10 Best Morrissey Videos
After the Smiths broke up in 1987, Morrissey released a half-dozen solo albums and way more singles in the 10 years after the split. He made videos for most of them. He’s slowed down a bit since, putting out only three records in the past decade. Here are the 10 Best Morrissey Videos of the past quarter century.
‘Maladjusted,’ from 1997, isn’t a very good album. But its lead single, ‘Alma Matters,’ is classic Moz. The video features a bunch of brawling lads. Go figure.
‘Irish Blood, English Heart’
Morrissey’s last great album, 2004’s ‘You Are the Quarry,’ includes a couple of popular singles, like this one, which gets a typically stylish video.
‘Last of the Famous International Playboys’
This non-album single, which came out between his first and second albums is one of his best songs. It’s based on real-life London gangsters.
‘The More You Ignore Me, the Closer I Get’

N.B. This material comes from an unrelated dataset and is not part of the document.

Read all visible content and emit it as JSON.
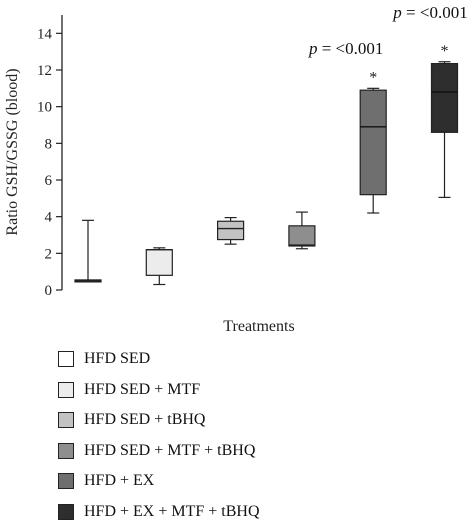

One of two No. 1 modern-rock songs Morrissey scored in the ’90s, ‘The More You Ignore Me, the Closer I Get’ comes with an artsy black-and-white video.
‘My Love Life’
Between his second and third solo albums, Morrissey released the somber ‘My Love Life.’ He cruises around town with some pals in the video.

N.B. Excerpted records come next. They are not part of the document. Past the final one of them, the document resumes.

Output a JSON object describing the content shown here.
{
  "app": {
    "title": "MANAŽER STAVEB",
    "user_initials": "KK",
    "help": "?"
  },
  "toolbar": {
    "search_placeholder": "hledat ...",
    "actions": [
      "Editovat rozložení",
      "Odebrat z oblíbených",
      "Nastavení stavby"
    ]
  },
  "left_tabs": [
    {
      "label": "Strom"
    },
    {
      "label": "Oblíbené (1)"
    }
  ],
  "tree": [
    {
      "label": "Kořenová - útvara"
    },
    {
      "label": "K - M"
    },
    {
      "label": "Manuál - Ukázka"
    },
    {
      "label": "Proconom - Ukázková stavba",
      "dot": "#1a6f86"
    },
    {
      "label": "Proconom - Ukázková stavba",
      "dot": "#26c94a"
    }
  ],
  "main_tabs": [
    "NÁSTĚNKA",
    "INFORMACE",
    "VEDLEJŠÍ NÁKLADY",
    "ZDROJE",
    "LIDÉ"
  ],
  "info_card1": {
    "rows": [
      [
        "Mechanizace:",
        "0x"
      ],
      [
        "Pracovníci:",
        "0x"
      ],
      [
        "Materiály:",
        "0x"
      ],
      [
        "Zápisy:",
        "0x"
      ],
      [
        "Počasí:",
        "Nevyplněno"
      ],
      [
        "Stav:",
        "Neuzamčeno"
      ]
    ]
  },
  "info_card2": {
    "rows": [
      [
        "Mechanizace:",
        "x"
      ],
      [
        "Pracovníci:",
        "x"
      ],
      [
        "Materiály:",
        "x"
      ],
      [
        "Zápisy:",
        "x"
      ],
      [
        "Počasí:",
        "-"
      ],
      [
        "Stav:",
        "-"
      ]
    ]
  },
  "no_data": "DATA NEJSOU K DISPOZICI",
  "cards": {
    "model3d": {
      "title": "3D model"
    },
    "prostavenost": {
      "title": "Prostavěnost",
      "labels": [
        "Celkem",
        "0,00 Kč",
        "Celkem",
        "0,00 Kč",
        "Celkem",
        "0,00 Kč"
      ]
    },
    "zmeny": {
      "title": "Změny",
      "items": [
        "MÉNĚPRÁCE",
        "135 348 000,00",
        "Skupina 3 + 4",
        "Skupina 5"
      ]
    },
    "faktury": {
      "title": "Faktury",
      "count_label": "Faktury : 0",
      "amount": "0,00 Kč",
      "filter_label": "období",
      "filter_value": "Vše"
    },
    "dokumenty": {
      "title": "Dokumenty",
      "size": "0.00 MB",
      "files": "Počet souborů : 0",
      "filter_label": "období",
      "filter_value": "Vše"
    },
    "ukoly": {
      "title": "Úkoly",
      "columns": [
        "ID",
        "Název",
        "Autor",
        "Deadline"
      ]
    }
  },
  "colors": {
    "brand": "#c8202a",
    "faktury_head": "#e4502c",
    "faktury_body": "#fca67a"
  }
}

‘November Spawned a Monster’
Morrissey kicks around in the desert in this video for this 1990 single, which eventually ended up on the compilation album ‘Bona Drag.’
Morrissey’s first solo single, from 1988, is very Smiths-like. The video doesn’t do much — Moz pretty much just walks around town — but it suits the song’s mood.
The No. 1 modern-rock hit, from 1992’s ‘Your Arsenal’ (his best solo album), is straight-up Morrissey: black and white and bustling with an alley stroll.
‘We Hate It When Our Friends Become Successful’
Another killer cut from the ‘Your Arsenal’ album. Morrissey gets a little playful in this colorful video for ‘We Hate It When Our Friends Become Successful.’
‘The Youngest Was the Most Loved’
The 2006 album ‘Ringleader of the Tormentors’ wasn’t a huge hit. But this video — featuring a handcuffed Morrissey — is somewhat striking.